When the officers and the appellant arrived at the police cruiser, the officers placed him in the back seat, but the appellant refused to put his feet in the cruiser thereby making it impossible for the officers to shut the door of the cruiser. Furthermore, the appellant continued his attempts to communicate with Ms. Marden. One of the officers

[ 328 Pa. Super. Page 102]

    attempted, without success, to physically place the appellant's feet into the police cruiser. The officer then tried to shove the appellant completely into the cruiser by pushing the butt end of a metal flashlight into the appellant's chest. This attempt also failed.

Finally, with the assistance of another officer, the appellant was physically removed from the back seat and brought to the rear side of the cruiser. The officers attempted to handcuff the appellant, but he refused to submit. A struggle ensued, during which the officers used physical force and mace before they were able to get the handcuffs on the appellant. As the officers were leading the appellant back to the curb side of the police cruiser, the appellant buckled his knee and threw his weight violently down towards his right shoulder sending the two officers onto the pavement. Ultimately, with the assistance of a third officer, he was subdued and placed in the back seat of a police cruiser. As a result of the struggle, the officers involved sustained minor personal injuries.

The provisions of 18 Pa.C.S.A. § 5104 are clearly disjunctive. To be convicted under the first provision of § 5104, it is essential that there be a lawful arrest. See Commonwealth v. Eberhardt, 304 Pa. Super. 222, 450 A.2d 651 (1982); Commonwealth v. Whitner, 241 Pa. Super. 316, 361 A.2d 414 (1976); Commonwealth v. Bartman, 240 Pa. Super. 495, 367 A.2d 1121 (1976); Commonwealth v. Stortecky, 238 Pa. Super. 117, 352 A.2d 491 (1975). In this case there is no evidence to show that the arrest underlying the resisting arrest charge was lawful. In fact both parties and the trial court agree that the York police officers did not have the authority to make a lawful arrest for "hit and run" -- that is, leaving the scene of an accident after hitting an attended vehicle -- because the incident did not occur in the presence of the officers. Under such circumstances, the appellant could not, as a matter of law, be convicted under the provisions of § 5104 pertaining to lawful arrest.

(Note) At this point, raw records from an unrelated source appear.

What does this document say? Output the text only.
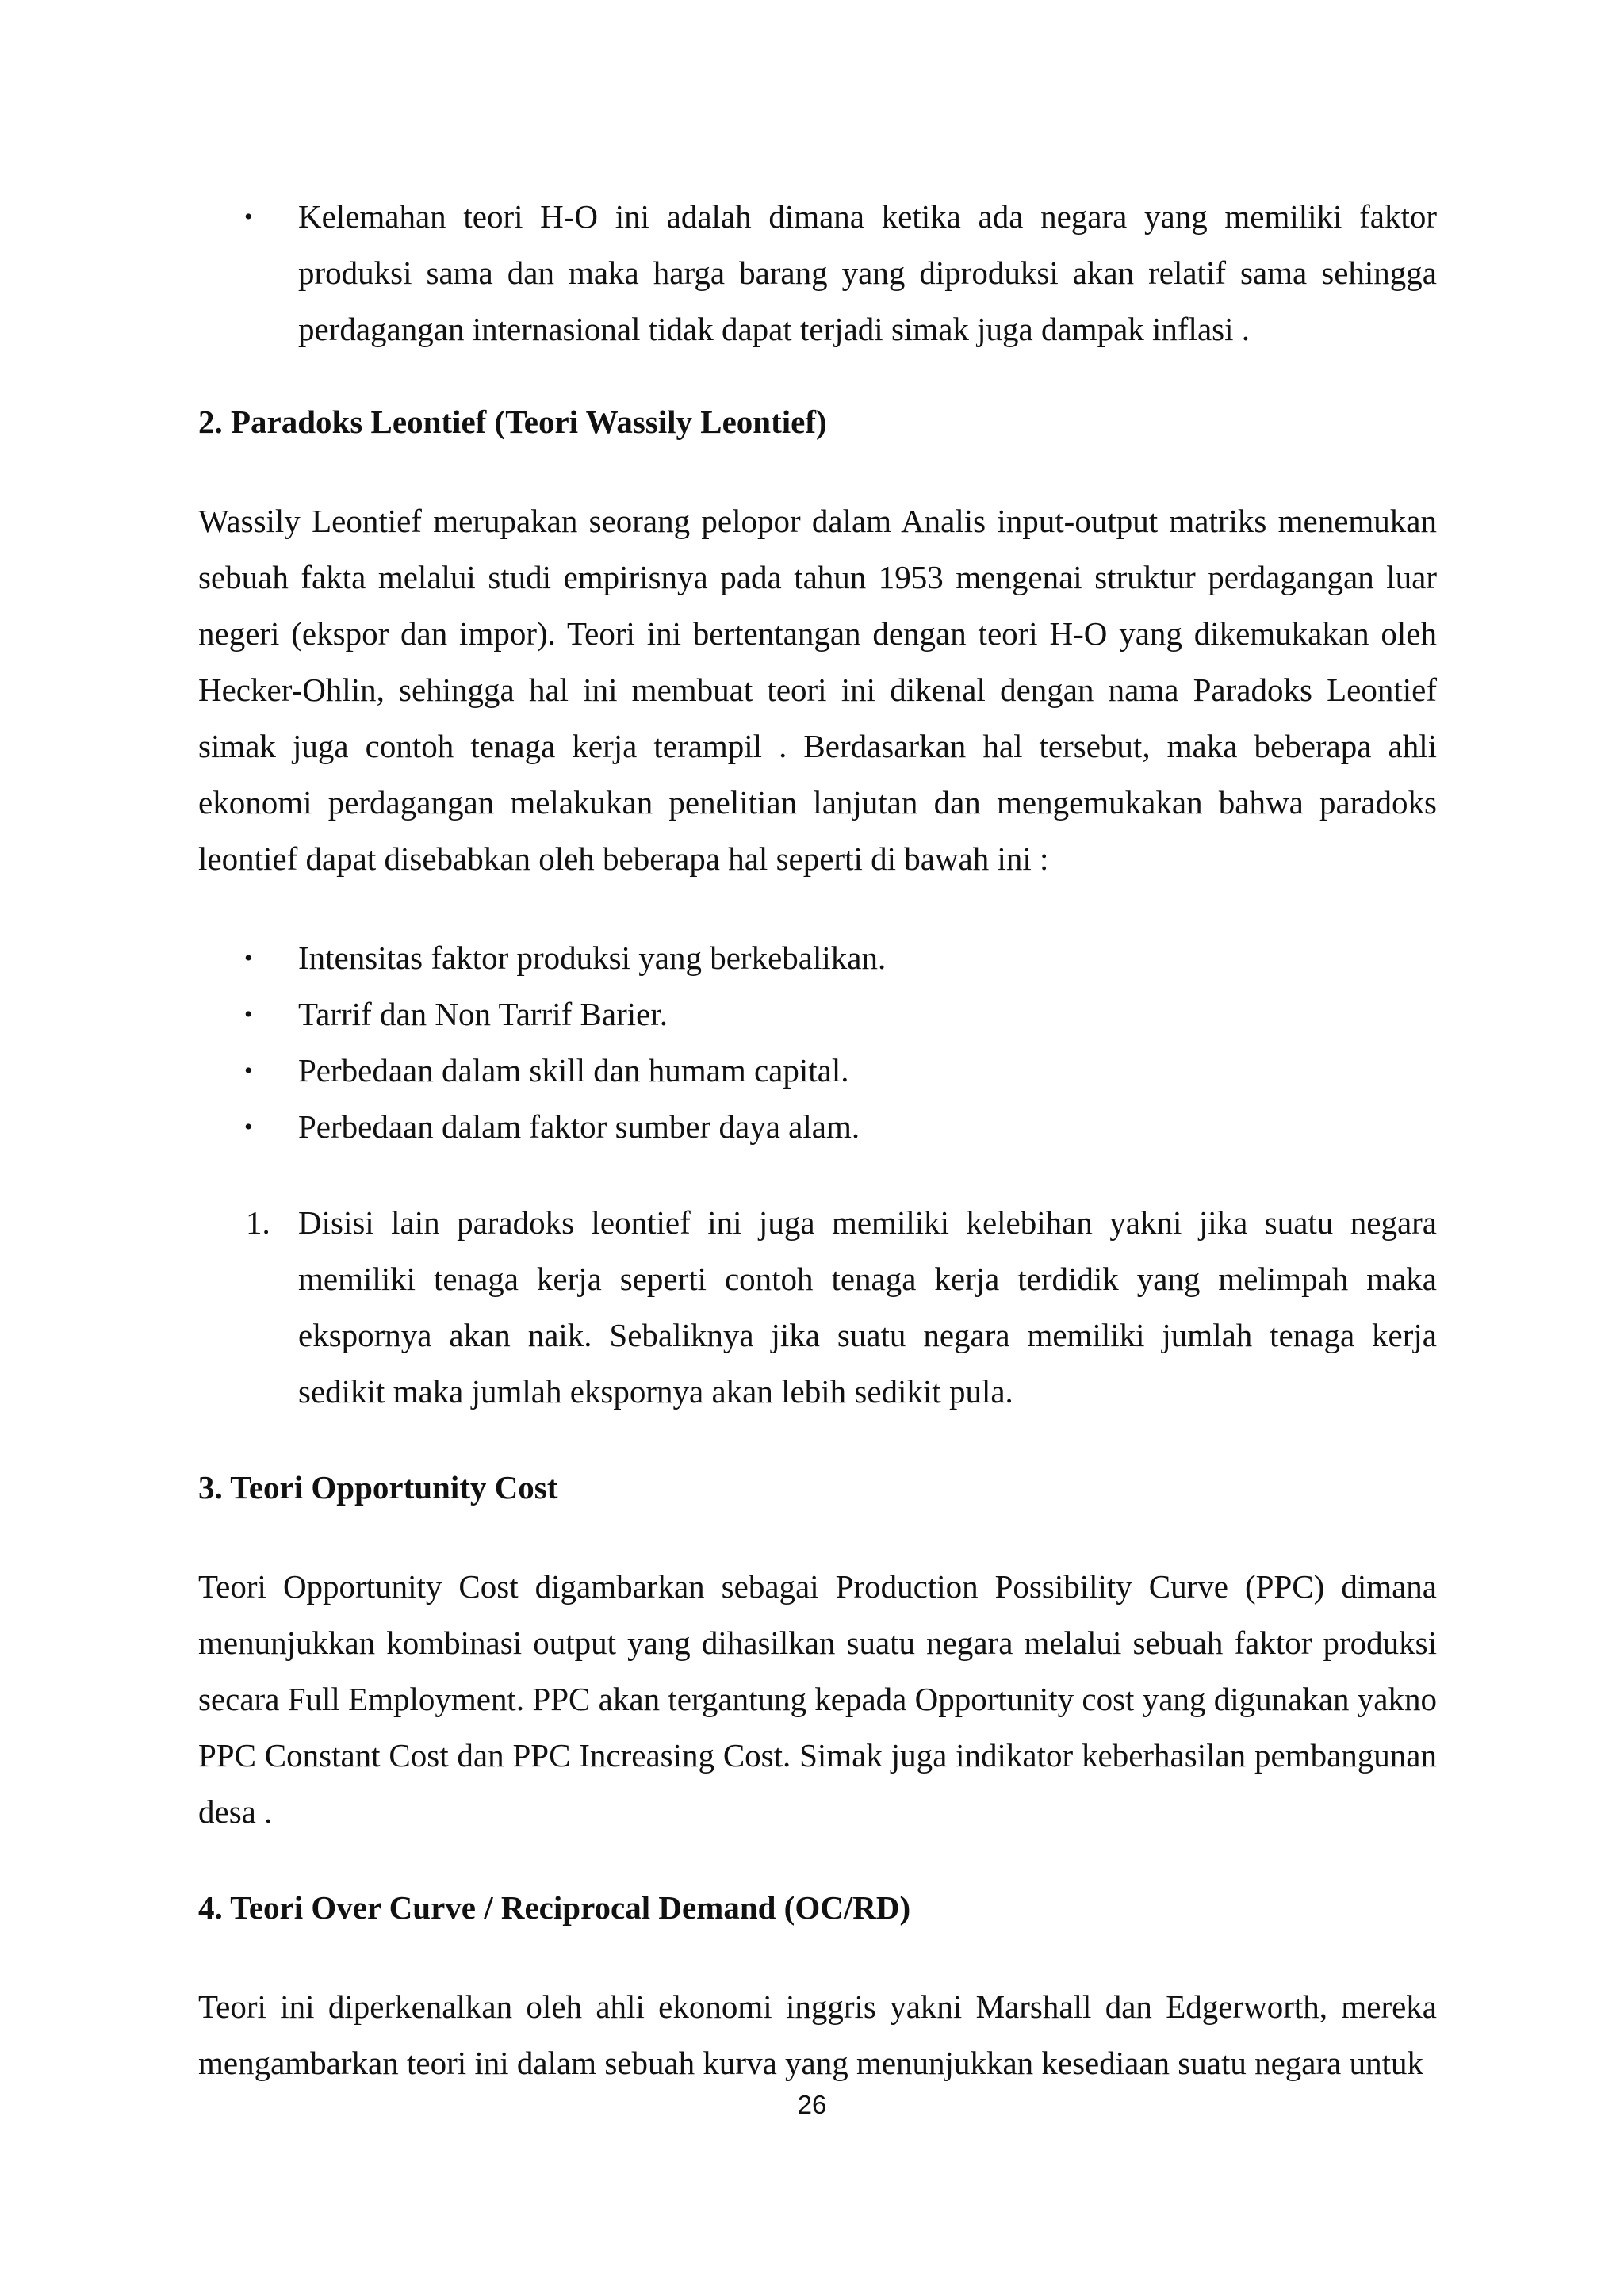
• Kelemahan teori H-O ini adalah dimana ketika ada negara yang memiliki faktor produksi sama dan maka harga barang yang diproduksi akan relatif sama sehingga perdagangan internasional tidak dapat terjadi simak juga dampak inflasi .
2. Paradoks Leontief (Teori Wassily Leontief)

Wassily Leontief merupakan seorang pelopor dalam Analis input-output matriks menemukan sebuah fakta melalui studi empirisnya pada tahun 1953 mengenai struktur perdagangan luar negeri (ekspor dan impor). Teori ini bertentangan dengan teori H-O yang dikemukakan oleh Hecker-Ohlin, sehingga hal ini membuat teori ini dikenal dengan nama Paradoks Leontief simak juga contoh tenaga kerja terampil . Berdasarkan hal tersebut, maka beberapa ahli ekonomi perdagangan melakukan penelitian lanjutan dan mengemukakan bahwa paradoks leontief dapat disebabkan oleh beberapa hal seperti di bawah ini :

• Intensitas faktor produksi yang berkebalikan.
• Tarrif dan Non Tarrif Barier.
• Perbedaan dalam skill dan humam capital.
• Perbedaan dalam faktor sumber daya alam.
1. Disisi lain paradoks leontief ini juga memiliki kelebihan yakni jika suatu negara memiliki tenaga kerja seperti contoh tenaga kerja terdidik yang melimpah maka ekspornya akan naik. Sebaliknya jika suatu negara memiliki jumlah tenaga kerja sedikit maka jumlah ekspornya akan lebih sedikit pula.
3. Teori Opportunity Cost

Teori Opportunity Cost digambarkan sebagai Production Possibility Curve (PPC) dimana menunjukkan kombinasi output yang dihasilkan suatu negara melalui sebuah faktor produksi secara Full Employment. PPC akan tergantung kepada Opportunity cost yang digunakan yakno PPC Constant Cost dan PPC Increasing Cost. Simak juga indikator keberhasilan pembangunan desa .

4. Teori Over Curve / Reciprocal Demand (OC/RD)

Teori ini diperkenalkan oleh ahli ekonomi inggris yakni Marshall dan Edgerworth, mereka mengambarkan teori ini dalam sebuah kurva yang menunjukkan kesediaan suatu negara untuk

26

[ 328 Pa. Super. Page 103]

In light of the foregoing, the latter provision of § 5104, pertaining to "discharging any other public duty" besides effecting a lawful arrest, must be relied upon. To be convicted under the latter provision of § 5104, it is essential that there be a "discharge of any other duty" within the meaning of the statute. If we accept the argument of the Commonwealth, as did the trial court, the statute would be interpreted to allow every resisting arrest charge to stand whether or not supported by a lawful arrest. The police would undoubtedly argue in every case where there was an unlawful arrest that they were merely discharging a duty by investigating the circumstances surrounding the underlying incident. The grave abuse invited by such an interpretation of the "discharge of any other duty" provision of § 5104 was clearly not contemplated. An indication of what was contemplated is found by turning to Section 242.2 of the Model Penal Code, which § 5104 was modeled after. The Model Penal Code § 242.2 comment 5 (Official Draft and Revised Comments 1980), which deals with the physical obstruction of discharge of public duty, states:

Section 242.2 covers physical interference in a host of circumstances in which public servants discharge legal duties other than arrest. These include, for example, a policeman executing a search warrant, a fireman putting out a blaze, a forest or agricultural official making required inspections, an election official charged with monitoring balloting, and the like. (Emphasis added).

Therefore we hold that the court below should not have sent the issue of resisting arrest to the jury because the evidence was not sufficient to support a verdict of guilty beyond a reasonable doubt.

Judgment of sentence is vacated as to resisting arrest.